No offence, I just don't buy it. First, I'm a Bills fan who lives in Toronto, for the record.
You're right about where Buffalo is at though I hope and believe it's a city with the potential to pick itself back up. Obviously Toronto is a bigger, more prosperous city etc. But, first, there's politics involved and too many people with a stake in keeping the Bills in Buffalo. It would gut the city to lose them, financially and emotionally.
I don't have their financial statements in front of me but I don't buy that they can't survive there. The way the NFL is structured, the money is largely pooled and they get their chunk from the huge TV contracts etc. Yes, they're a small market and not LA or New York but I assume they are plenty profitable and people wouldn't be offering hundreds of millions otherwise. They may or may not do "better" here but they can hold out in Buffalo for longer than you'd think. Ralph Wilson wasn't holding on the team because he was charitable; he was making money.
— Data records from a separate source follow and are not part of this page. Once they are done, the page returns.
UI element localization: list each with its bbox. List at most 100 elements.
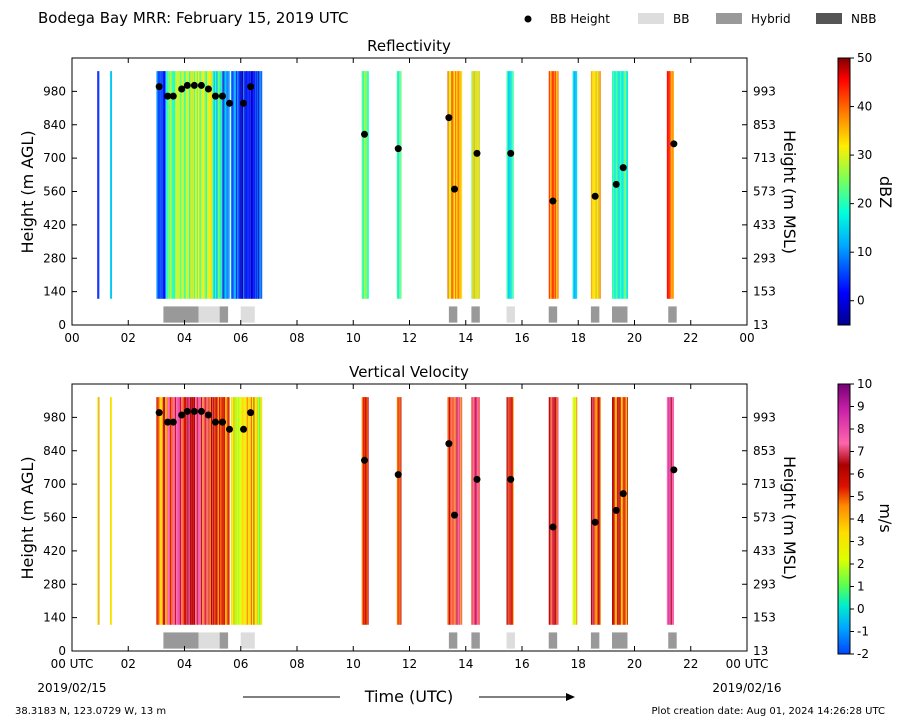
y-tick-label-left: 840 (43, 444, 66, 458)
y-tick-label-right: 153 (753, 285, 776, 299)
heatmap-cell (612, 71, 614, 299)
heatmap-cell (198, 397, 200, 625)
bb-height-point (451, 185, 458, 193)
heatmap-cell (253, 71, 255, 299)
y-tick-label-left: 980 (43, 410, 66, 424)
heatmap-cell (556, 71, 558, 299)
bb-height-point (670, 466, 678, 474)
heatmap-cell (244, 71, 246, 299)
colorbar-tick-label: 7 (857, 445, 865, 459)
heatmap-cell (447, 71, 449, 299)
heatmap-cell (177, 397, 179, 625)
heatmap-cell (191, 71, 193, 299)
y-tick-label-right: 853 (753, 118, 776, 132)
heatmap-cell (222, 397, 224, 625)
x-tick-label: 20 (627, 331, 642, 345)
heatmap-cell (548, 397, 550, 625)
x-tick-label: 22 (683, 331, 698, 345)
heatmap-cell (361, 397, 363, 625)
heatmap-cell (187, 71, 189, 299)
heatmap-cell (234, 397, 236, 625)
heatmap-cell (163, 71, 166, 299)
heatmap-cell (226, 397, 228, 625)
x-tick-label: 18 (571, 331, 586, 345)
bb-height-point (361, 456, 368, 464)
heatmap-cell (553, 71, 556, 299)
heatmap-cell (366, 397, 369, 625)
heatmap-cell (170, 71, 172, 299)
heatmap-cell (576, 397, 578, 625)
heatmap-cell (239, 397, 241, 625)
heatmap-cell (157, 71, 159, 299)
heatmap-cell (233, 397, 235, 625)
heatmap-cell (623, 397, 625, 625)
heatmap-cell (192, 397, 194, 625)
heatmap-cell (260, 397, 262, 625)
heatmap-cell (573, 397, 576, 625)
heatmap-cell (182, 397, 184, 625)
heatmap-cell (212, 71, 214, 299)
heatmap-cell (161, 397, 163, 625)
heatmap-cell (552, 71, 554, 299)
bb-height-point (164, 92, 172, 100)
heatmap-cell (202, 71, 204, 299)
heatmap-cell (555, 71, 557, 299)
header-legend: BB Height BB Hybrid NBB (524, 12, 876, 26)
y-tick-label-right: 13 (753, 318, 768, 332)
heatmap-cell (207, 71, 209, 299)
bb-height-point (240, 99, 248, 107)
heatmap-cell (241, 397, 244, 625)
heatmap-cell (243, 397, 245, 625)
bb-type-bar (668, 632, 677, 649)
colorbar-tick-label: -2 (857, 647, 869, 661)
heatmap-cell (175, 71, 177, 299)
heatmap-cell (241, 71, 244, 299)
heatmap-cell (249, 71, 251, 299)
heatmap-cell (448, 71, 450, 299)
heatmap-cell (183, 71, 185, 299)
y-tick-label-left: 0 (58, 318, 66, 332)
heatmap-cell (203, 397, 205, 625)
bb-height-point (169, 92, 177, 100)
bb-height-point (549, 523, 557, 531)
heatmap-cell (178, 397, 180, 625)
time-arrow-head (566, 693, 575, 701)
heatmap-cell (669, 71, 671, 299)
bb-height-point (190, 407, 198, 415)
heatmap-cell (451, 71, 453, 299)
heatmap-cell (192, 71, 194, 299)
y-tick-label-right: 713 (753, 477, 776, 491)
heatmap-cell (246, 397, 249, 625)
heatmap-cell (399, 397, 401, 625)
heatmap-cell (509, 71, 511, 299)
heatmap-cell (165, 397, 167, 625)
heatmap-cell (625, 71, 628, 299)
heatmap-cell (619, 71, 621, 299)
y-tick-label-right: 853 (753, 444, 776, 458)
bb-type-bar (471, 632, 480, 649)
heatmap-cell (456, 397, 458, 625)
x-tick-label: 10 (346, 657, 361, 671)
heatmap-cell (461, 71, 463, 299)
heatmap-cell (237, 397, 239, 625)
heatmap-cell (396, 71, 399, 299)
heatmap-cell (210, 397, 213, 625)
heatmap-cell (218, 397, 221, 625)
heatmap-cell (368, 71, 369, 299)
heatmap-cell (593, 71, 595, 299)
heatmap-cell (396, 397, 399, 625)
heatmap-cell (173, 71, 176, 299)
heatmap-cell (195, 71, 196, 299)
x-tick-label: 22 (683, 657, 698, 671)
heatmap-cell (257, 397, 259, 625)
heatmap-cell (590, 397, 593, 625)
heatmap-cell (460, 71, 462, 299)
heatmap-cell (448, 397, 450, 625)
heatmap-cell (368, 397, 369, 625)
heatmap-cell (573, 71, 576, 299)
heatmap-cell (476, 397, 478, 625)
heatmap-cell (627, 397, 628, 625)
x-tick-label: 02 (121, 657, 136, 671)
heatmap-cell (230, 397, 233, 625)
heatmap-cell (670, 397, 672, 625)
This relates to what the two posts just above said too. The Bills "fan equity" is low because the city does not have many large corporations and they don't sell a lot of merch because they've been terrible for more than a decade. But low "fan equity" doesn't matter in the NFL the way it does in other sports because of the TV revenue.
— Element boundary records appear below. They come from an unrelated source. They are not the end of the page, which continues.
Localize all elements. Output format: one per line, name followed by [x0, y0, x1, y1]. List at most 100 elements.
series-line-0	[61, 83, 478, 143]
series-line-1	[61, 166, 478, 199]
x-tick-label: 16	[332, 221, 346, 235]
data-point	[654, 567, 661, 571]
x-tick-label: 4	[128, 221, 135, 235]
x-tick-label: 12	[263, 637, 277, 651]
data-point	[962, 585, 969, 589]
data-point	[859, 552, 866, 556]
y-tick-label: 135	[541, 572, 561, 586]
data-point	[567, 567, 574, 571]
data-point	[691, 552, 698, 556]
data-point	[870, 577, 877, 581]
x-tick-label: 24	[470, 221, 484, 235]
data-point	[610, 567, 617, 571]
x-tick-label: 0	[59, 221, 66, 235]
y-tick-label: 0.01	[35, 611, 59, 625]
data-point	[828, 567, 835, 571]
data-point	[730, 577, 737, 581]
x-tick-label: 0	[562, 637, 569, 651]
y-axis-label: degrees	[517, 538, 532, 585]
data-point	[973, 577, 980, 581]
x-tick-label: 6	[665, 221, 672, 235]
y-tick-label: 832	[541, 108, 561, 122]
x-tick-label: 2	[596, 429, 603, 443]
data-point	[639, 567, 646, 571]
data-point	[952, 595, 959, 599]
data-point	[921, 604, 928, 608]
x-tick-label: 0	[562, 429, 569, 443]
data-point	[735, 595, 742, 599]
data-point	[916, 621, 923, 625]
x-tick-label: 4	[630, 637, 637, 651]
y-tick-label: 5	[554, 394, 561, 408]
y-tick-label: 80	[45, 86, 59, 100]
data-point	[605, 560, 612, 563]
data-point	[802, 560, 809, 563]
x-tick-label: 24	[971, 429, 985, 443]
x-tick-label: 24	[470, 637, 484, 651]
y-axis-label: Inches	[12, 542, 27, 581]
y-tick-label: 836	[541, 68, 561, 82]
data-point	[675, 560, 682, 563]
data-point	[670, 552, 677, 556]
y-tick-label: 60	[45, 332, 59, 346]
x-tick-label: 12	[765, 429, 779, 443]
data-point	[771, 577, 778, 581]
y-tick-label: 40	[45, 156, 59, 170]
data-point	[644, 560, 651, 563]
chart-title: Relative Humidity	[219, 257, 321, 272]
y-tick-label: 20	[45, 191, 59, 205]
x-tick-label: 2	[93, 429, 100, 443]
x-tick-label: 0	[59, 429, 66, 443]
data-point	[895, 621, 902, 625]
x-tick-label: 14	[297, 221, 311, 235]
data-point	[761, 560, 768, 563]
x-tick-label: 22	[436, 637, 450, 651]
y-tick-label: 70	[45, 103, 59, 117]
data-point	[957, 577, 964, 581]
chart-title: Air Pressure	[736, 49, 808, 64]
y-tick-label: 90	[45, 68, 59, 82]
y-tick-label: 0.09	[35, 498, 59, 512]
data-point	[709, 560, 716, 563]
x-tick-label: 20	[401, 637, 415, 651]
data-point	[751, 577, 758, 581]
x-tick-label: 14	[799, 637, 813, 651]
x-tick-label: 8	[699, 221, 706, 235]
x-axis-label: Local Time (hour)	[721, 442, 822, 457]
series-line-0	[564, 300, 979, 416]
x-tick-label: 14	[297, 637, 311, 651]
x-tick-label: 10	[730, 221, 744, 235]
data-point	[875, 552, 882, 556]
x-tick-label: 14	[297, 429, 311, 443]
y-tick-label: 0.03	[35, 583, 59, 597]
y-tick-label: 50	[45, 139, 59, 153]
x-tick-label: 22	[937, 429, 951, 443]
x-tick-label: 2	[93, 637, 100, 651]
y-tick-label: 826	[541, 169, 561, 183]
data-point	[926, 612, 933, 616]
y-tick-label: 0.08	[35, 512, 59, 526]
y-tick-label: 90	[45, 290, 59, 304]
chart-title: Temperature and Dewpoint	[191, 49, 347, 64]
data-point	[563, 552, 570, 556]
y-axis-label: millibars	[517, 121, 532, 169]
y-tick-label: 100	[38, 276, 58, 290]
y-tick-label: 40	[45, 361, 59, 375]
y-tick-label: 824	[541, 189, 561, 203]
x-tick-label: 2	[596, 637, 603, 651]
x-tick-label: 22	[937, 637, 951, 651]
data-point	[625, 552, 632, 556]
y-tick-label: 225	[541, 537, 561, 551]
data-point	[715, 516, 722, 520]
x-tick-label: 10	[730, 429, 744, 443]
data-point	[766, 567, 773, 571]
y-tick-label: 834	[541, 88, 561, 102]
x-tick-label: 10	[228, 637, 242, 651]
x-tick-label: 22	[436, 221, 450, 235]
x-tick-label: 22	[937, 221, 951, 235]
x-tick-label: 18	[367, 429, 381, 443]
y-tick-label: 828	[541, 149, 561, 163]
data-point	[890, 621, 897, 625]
Also, as small as the city may be, they still pull in 75K a game. I don't think a Grey Cup would do that here - MAYBE, once every five years - and can't think of many sporting events that would. A Winter Classic, OK - but I'm talking on a regular basis. Aside from the Leafs (which is largely a corporate crowd) Toronto fans are rather fickle. It's not like the Jays were pulling in 40K every night when they were in first place, for example (it's a bit of apples/oranges, I grant).
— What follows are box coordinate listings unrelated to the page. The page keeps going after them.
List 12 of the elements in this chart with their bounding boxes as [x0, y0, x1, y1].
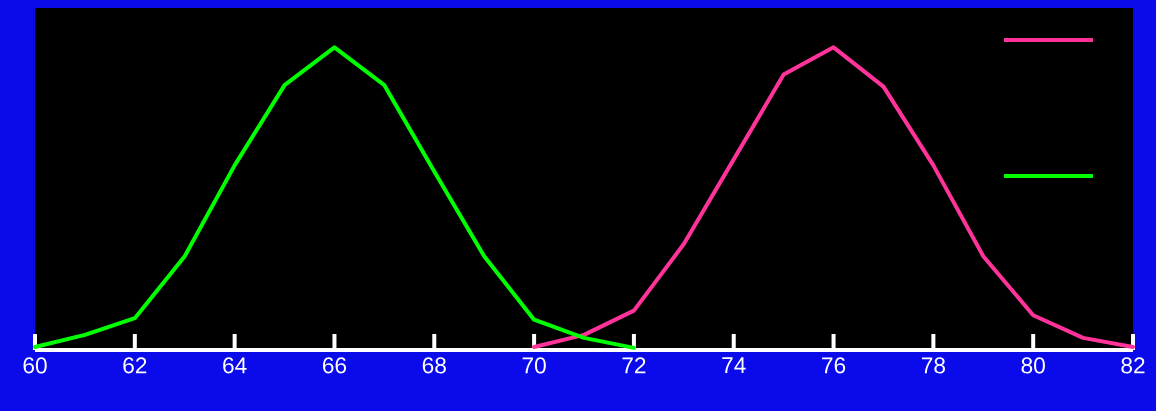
x-tick-label: 82 [1121, 357, 1145, 374]
x-tick-label: 62 [123, 357, 147, 374]
x-tick-label: 70 [522, 357, 546, 374]
x-tick-label: 60 [23, 357, 47, 374]
x-tick-label: 76 [822, 357, 846, 374]
x-tick-label: 80 [1021, 357, 1045, 374]
x-tick-label: 68 [422, 357, 446, 374]
x-tick-label: 74 [722, 357, 746, 373]
x-tick-label: 78 [921, 357, 945, 374]
x-tick-label: 66 [323, 357, 347, 374]
x-tick-label: 64 [223, 357, 247, 374]
x-tick-label: 72 [622, 357, 646, 374]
Finally, we've already had a mini-debate here about to what extent the Bills in Toronto series indicated the likely success of an NFL franchise here. I don't think is was a particularly fair barometer but it did at least show that there isn't a large hardcore Bills fanbase here; that Toronto may or may not be waiting and ready for an NFL team, but the Bills are not a "home" team here the same way they'd be regarded in, say, Rochester.
to conclude - a move to Toronto may or may not happen but it's not a MUST. For that matter, even if moving them was a MUST, the NFL may well rather have them in Los Angeles. Clearly there are a few more moves to play out here but I'm happy we'll know soon, and I hope Pergula gets them and keeps them there.